The Summit deal in no way makes Commerce an immediate threat to BOK Financial (NASDAQ:BOKF) or BancFirst (NASDAQ:BANF) from a deposit share standpoint, though it will more than double Commerce's share to about 0.5%. What I like about the Summit deal is that brings expertise in another specialty lending niche - lending to companies in the energy sector. Couple that with a loan office in Dallas, Texas, and I think Commerce is establishing another quality lending niche with growth potential.
I don't expect this to be the last deal Commerce considers. Building share in Colorado (particularly in Denver) and/or growing into markets like Tennessee (Nashville) and Texas (Dallas) makes a lot of sense and there's a pretty good selection of potential partners for Commerce to consider.
Competition And Rates Mitigate Near-Term Opportunities
I'm a little surprised to see how strong Commerce shares have been recently given the serious competition in commercial lending. While larger banks like Bank of America (NYSE:BAC) seem more willing to compete on price in Missouri and Kansas, smaller banks are competing more on the basis of lending terms. Likewise it's not like Commerce would see an immediate benefit from higher rates - higher rates would chew into the AFS gains first, and banks like People's United (NASDAQ:PBCT) probably offer more immediate earnings leverage to higher rates.

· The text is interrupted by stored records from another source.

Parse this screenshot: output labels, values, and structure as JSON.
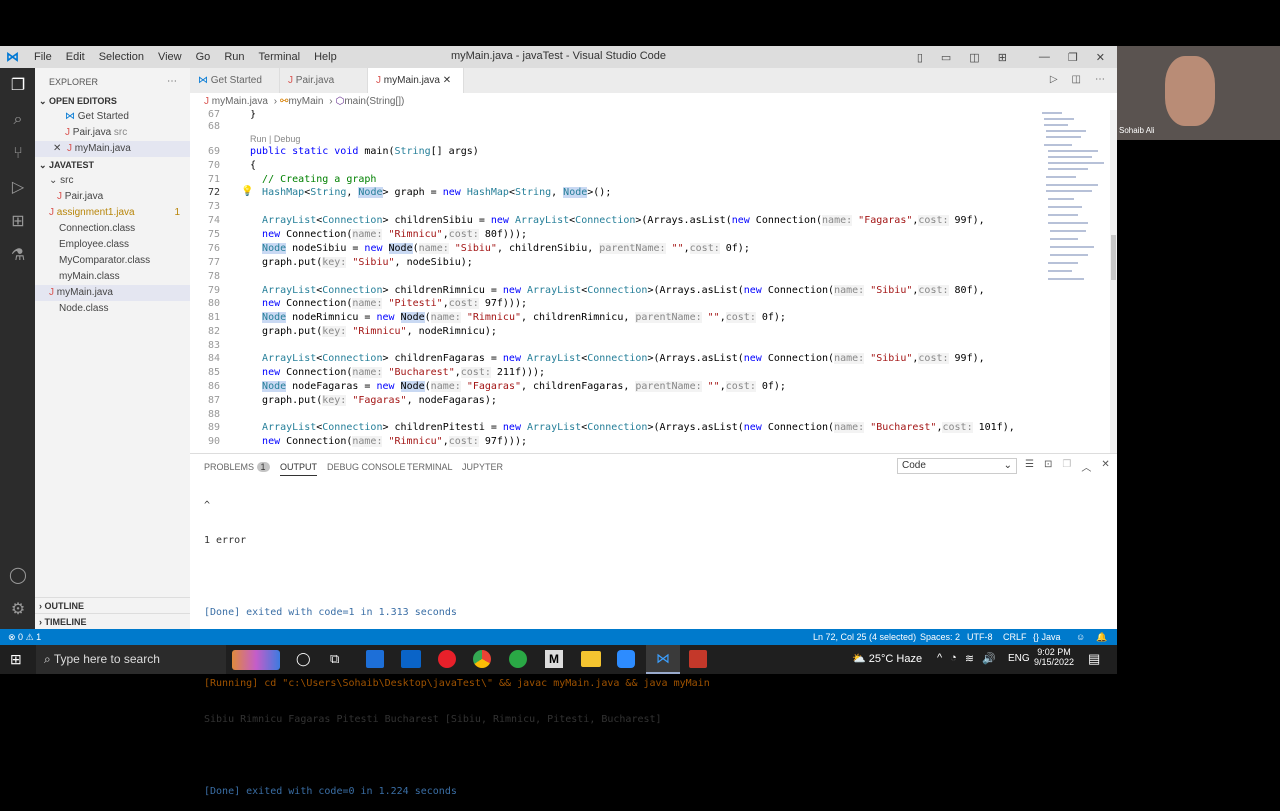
{
  "window": {
    "title": "myMain.java - javaTest - Visual Studio Code",
    "menu": [
      "File",
      "Edit",
      "Selection",
      "View",
      "Go",
      "Run",
      "Terminal",
      "Help"
    ]
  },
  "explorer": {
    "title": "EXPLORER",
    "open_editors_title": "OPEN EDITORS",
    "open_editors": [
      {
        "label": "Get Started",
        "extra": ""
      },
      {
        "label": "Pair.java",
        "extra": "src"
      },
      {
        "label": "myMain.java",
        "extra": ""
      }
    ],
    "project_title": "JAVATEST",
    "files": [
      {
        "label": "src",
        "badge": ""
      },
      {
        "label": "Pair.java",
        "badge": ""
      },
      {
        "label": "assignment1.java",
        "badge": "1"
      },
      {
        "label": "Connection.class",
        "badge": ""
      },
      {
        "label": "Employee.class",
        "badge": ""
      },
      {
        "label": "MyComparator.class",
        "badge": ""
      },
      {
        "label": "myMain.class",
        "badge": ""
      },
      {
        "label": "myMain.java",
        "badge": ""
      },
      {
        "label": "Node.class",
        "badge": ""
      }
    ],
    "outline_title": "OUTLINE",
    "timeline_title": "TIMELINE"
  },
  "tabs": [
    "Get Started",
    "Pair.java",
    "myMain.java"
  ],
  "breadcrumb": {
    "file": "myMain.java",
    "class": "myMain",
    "method": "main(String[])"
  },
  "codelens": "Run | Debug",
  "line_numbers": [
    "67",
    "68",
    "69",
    "70",
    "71",
    "72",
    "73",
    "74",
    "75",
    "76",
    "77",
    "78",
    "79",
    "80",
    "81",
    "82",
    "83",
    "84",
    "85",
    "86",
    "87",
    "88",
    "89",
    "90"
  ],
  "panel": {
    "tabs": [
      "PROBLEMS",
      "OUTPUT",
      "DEBUG CONSOLE",
      "TERMINAL",
      "JUPYTER"
    ],
    "problems_count": "1",
    "dropdown": "Code",
    "output": [
      "^",
      "1 error",
      "",
      "[Done] exited with code=1 in 1.313 seconds",
      "",
      "[Running] cd \"c:\\Users\\Sohaib\\Desktop\\javaTest\\\" && javac myMain.java && java myMain",
      "Sibiu Rimnicu Fagaras Pitesti Bucharest [Sibiu, Rimnicu, Pitesti, Bucharest]",
      "",
      "[Done] exited with code=0 in 1.224 seconds"
    ]
  },
  "status": {
    "errors": "0",
    "warnings": "1",
    "position": "Ln 72, Col 25 (4 selected)",
    "spaces": "Spaces: 2",
    "encoding": "UTF-8",
    "eol": "CRLF",
    "language": "Java"
  },
  "taskbar": {
    "search_placeholder": "Type here to search",
    "weather": "25°C  Haze",
    "lang": "ENG",
    "time": "9:02 PM",
    "date": "9/15/2022"
  },
  "webcam": {
    "name": "Sohaib Ali"
  },
  "colors": {
    "statusbar": "#007acc",
    "activity": "#2c2c2c",
    "sidebar": "#f3f3f3"
  }
}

That said, everybody knows the situation with banks these days and the difficulty the sector will have in producing earnings growth. What Commerce does have is capital, and quite a bit of it. That leaves the company in good shape to raise the dividend and/or buy back shares, and that seems to be one of the more important drivers for bank stock performance right now.
The Bottom Line
I'm not a fan of these shares given the current valuation. A long-term return on equity model suggests a fair value of about $39 on the basis of a 14% long-run ROE. Likewise, using a long-term historical regression analysis of book value multiples and returns on tangible assets suggests a fair value multiple of 1.85 on tangible book, or about $40.
Neither of those targets offer any upside today, and I think these shares look too expensive. Given the company's options for deploying capital I wouldn't short them (too much risk of a value-additive deal), but I wouldn't be in any hurry to buy when there are other banks still trading at meaningful discounts to fair value.
Disclosure: I have no positions in any stocks mentioned, and no plans to initiate any positions within the next 72 hours. I wrote this article myself, and it expresses my own opinions. I am not receiving compensation for it (other than from Seeking Alpha). I have no business relationship with any company whose stock is mentioned in this article.